Mike Taylor wrote up a post about the various things a journal article is doing, the first being a scientific report. We put a lot of money in establishing a scientific track record. In the past 30 years how we publish our research and how we archive it has changed significantly. If you read my blog more often, you know I have been critical of the performance of many publishers. Springer Nature was so disappointing that after 5 years I stepped down as Editor-in-Chief (of two) of the Journal of Cheminformatics. There is so much that must be done better.

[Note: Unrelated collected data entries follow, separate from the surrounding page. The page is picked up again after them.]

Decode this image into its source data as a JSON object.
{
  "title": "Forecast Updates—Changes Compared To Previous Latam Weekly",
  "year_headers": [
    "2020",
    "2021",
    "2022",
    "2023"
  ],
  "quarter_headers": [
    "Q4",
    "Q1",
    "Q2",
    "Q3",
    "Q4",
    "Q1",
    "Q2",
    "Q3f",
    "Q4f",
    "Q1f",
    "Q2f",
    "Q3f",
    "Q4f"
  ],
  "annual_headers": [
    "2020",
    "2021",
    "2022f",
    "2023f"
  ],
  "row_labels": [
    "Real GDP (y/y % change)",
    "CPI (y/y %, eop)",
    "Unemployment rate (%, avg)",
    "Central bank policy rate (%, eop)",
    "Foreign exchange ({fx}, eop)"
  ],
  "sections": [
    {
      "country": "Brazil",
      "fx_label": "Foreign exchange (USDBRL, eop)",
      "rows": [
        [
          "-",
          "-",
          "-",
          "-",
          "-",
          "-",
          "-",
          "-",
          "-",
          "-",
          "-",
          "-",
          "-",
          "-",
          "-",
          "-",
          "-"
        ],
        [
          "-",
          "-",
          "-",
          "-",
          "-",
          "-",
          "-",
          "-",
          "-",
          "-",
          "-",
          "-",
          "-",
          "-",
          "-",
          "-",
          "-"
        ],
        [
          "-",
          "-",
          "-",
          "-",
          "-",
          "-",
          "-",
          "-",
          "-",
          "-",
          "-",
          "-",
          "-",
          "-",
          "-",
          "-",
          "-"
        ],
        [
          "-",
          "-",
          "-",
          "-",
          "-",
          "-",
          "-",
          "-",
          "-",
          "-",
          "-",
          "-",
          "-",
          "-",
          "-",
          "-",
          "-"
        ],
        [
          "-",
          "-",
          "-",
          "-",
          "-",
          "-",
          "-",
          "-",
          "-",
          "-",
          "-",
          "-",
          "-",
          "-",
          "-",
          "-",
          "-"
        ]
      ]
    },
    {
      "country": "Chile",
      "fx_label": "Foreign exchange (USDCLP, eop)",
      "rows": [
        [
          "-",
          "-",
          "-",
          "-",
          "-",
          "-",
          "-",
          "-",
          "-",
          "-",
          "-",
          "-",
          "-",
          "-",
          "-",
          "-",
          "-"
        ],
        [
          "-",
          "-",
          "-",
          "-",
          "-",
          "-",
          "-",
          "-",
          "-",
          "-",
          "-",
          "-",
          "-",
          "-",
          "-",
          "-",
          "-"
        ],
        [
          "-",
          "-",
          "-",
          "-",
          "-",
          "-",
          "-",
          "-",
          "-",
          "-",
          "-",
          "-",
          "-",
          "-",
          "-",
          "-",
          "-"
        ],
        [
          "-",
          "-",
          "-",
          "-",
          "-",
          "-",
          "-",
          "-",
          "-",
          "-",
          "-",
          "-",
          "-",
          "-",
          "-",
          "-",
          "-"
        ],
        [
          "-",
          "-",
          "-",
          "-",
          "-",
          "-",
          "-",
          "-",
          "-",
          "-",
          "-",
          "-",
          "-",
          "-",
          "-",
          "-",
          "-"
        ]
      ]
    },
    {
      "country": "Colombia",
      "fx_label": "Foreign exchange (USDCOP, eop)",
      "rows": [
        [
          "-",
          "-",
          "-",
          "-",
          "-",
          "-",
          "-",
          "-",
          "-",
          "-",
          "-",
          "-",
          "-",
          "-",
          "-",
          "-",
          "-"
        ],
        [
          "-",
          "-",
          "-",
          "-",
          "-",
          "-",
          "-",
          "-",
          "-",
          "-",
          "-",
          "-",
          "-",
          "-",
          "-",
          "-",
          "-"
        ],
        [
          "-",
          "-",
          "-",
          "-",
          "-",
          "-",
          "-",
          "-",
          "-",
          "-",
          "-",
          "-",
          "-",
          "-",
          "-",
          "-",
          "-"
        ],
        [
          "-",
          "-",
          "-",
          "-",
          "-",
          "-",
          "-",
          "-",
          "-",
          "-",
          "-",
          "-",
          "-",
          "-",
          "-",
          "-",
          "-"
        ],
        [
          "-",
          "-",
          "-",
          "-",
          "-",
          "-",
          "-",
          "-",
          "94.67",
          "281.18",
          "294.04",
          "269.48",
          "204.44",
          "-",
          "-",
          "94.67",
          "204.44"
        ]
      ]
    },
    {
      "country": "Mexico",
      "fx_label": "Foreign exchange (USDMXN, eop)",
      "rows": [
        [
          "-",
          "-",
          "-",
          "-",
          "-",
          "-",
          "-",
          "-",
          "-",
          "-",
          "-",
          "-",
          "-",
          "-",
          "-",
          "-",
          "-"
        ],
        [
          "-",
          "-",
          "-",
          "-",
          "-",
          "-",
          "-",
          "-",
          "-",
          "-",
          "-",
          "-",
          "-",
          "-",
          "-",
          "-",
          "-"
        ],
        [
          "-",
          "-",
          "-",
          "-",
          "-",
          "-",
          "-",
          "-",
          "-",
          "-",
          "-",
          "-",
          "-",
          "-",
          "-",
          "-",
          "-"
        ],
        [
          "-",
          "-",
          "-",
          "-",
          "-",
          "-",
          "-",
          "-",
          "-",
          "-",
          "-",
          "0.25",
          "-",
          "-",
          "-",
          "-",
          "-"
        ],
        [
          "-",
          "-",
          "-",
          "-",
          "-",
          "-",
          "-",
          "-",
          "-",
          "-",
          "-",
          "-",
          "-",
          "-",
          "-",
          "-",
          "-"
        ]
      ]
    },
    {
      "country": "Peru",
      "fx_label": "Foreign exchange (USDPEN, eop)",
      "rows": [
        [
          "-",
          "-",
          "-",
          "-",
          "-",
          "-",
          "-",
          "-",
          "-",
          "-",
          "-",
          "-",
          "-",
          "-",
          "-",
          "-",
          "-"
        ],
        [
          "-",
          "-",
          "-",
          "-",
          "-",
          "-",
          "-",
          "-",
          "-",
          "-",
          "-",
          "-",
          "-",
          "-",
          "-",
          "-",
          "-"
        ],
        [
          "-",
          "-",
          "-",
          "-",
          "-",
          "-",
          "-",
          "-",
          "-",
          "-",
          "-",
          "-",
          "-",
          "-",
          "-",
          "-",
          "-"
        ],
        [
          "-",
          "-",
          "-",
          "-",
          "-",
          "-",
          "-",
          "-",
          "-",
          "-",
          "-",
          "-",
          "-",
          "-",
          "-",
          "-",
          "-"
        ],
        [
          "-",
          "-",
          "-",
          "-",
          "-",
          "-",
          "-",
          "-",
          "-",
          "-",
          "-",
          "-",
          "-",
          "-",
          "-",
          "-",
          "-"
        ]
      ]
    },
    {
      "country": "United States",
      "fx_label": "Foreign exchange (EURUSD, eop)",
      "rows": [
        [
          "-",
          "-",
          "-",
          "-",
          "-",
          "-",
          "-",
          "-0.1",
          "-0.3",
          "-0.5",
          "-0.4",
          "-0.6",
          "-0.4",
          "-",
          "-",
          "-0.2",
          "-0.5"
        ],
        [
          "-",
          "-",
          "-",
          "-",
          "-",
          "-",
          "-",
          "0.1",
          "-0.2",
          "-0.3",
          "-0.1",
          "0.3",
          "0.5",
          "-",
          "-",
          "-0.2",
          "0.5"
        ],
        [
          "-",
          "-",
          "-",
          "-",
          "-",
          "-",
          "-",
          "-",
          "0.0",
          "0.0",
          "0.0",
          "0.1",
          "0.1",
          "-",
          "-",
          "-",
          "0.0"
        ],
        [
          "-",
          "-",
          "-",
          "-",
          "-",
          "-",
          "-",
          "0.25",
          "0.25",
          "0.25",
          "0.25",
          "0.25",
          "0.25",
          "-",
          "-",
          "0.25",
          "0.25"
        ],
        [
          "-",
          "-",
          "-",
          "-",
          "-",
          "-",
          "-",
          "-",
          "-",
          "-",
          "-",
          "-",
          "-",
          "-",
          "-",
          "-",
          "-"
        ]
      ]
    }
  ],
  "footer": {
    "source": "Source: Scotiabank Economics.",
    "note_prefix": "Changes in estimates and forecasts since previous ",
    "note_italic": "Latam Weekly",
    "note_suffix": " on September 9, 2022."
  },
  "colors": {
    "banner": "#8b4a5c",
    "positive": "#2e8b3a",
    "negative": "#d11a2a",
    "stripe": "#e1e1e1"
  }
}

But in the most recent iteration, triggered by some work for WikiPathways, I was using Europe PMC to find articles that mention WikiPathways and then search in the full text for the string WP, as a trigger for the possible mention of WikiPathways pathway identifiers, which look like WP4846. The use of compact (resource) identifiers (see doi:10.1038/sdata.2018.29) is minimal, but at least some articles use identifiers.

That allows me to extend our WikiPathways knowledge graph of articles citing specific pathways. At the time of writing, we collected 2509 citations from 440 different articles to 883 different pathways. Now, I want to blog about that more, but it’s related to an observation.

Information loss

Now, back in the late ninities I learned about GNU/Linux and after playing with Red Hat and Suse, I settled for Debian. One of the things I learned is that, generally, information corruption (like data loss) is an absolute red flag, a no-go, a total showstopper.

And then we have this in publishing, the one area where data corruption must also be a no-go:

In this image, the left side shows a screenshot of the publisher version of the article and on the right side the version in Pubmed Central (PMC). PMC has been an important project to archive full text versions of articles:

11.2 million articles are archived in PMC.

So, this is really bad! The archived version is not really useful. As a human I already struggle to read the degraded image, let alone an algorithm.

Does that matter? Yes, projects like the awesome Pathway Figure OCR (see doi:10.1186/s13059-020-02181-2) depend on images to be FAIR enough to extract information. (Side note: yes, these images should be vector graphics, but commercial publishers decided about twenty years ago that they could not care enough.)

At this moment, I do not know where the information is lost. Maybe PubMed Central is storing the images in a low resolution. Maybe the publisher provides PMC with a low resolution image. But to me, this must be solved as soon as possible. This is utterly unacceptable.

I wonder what the authors of the article (doi:10.1186/s13287-025-04166-z) I took as example think of this.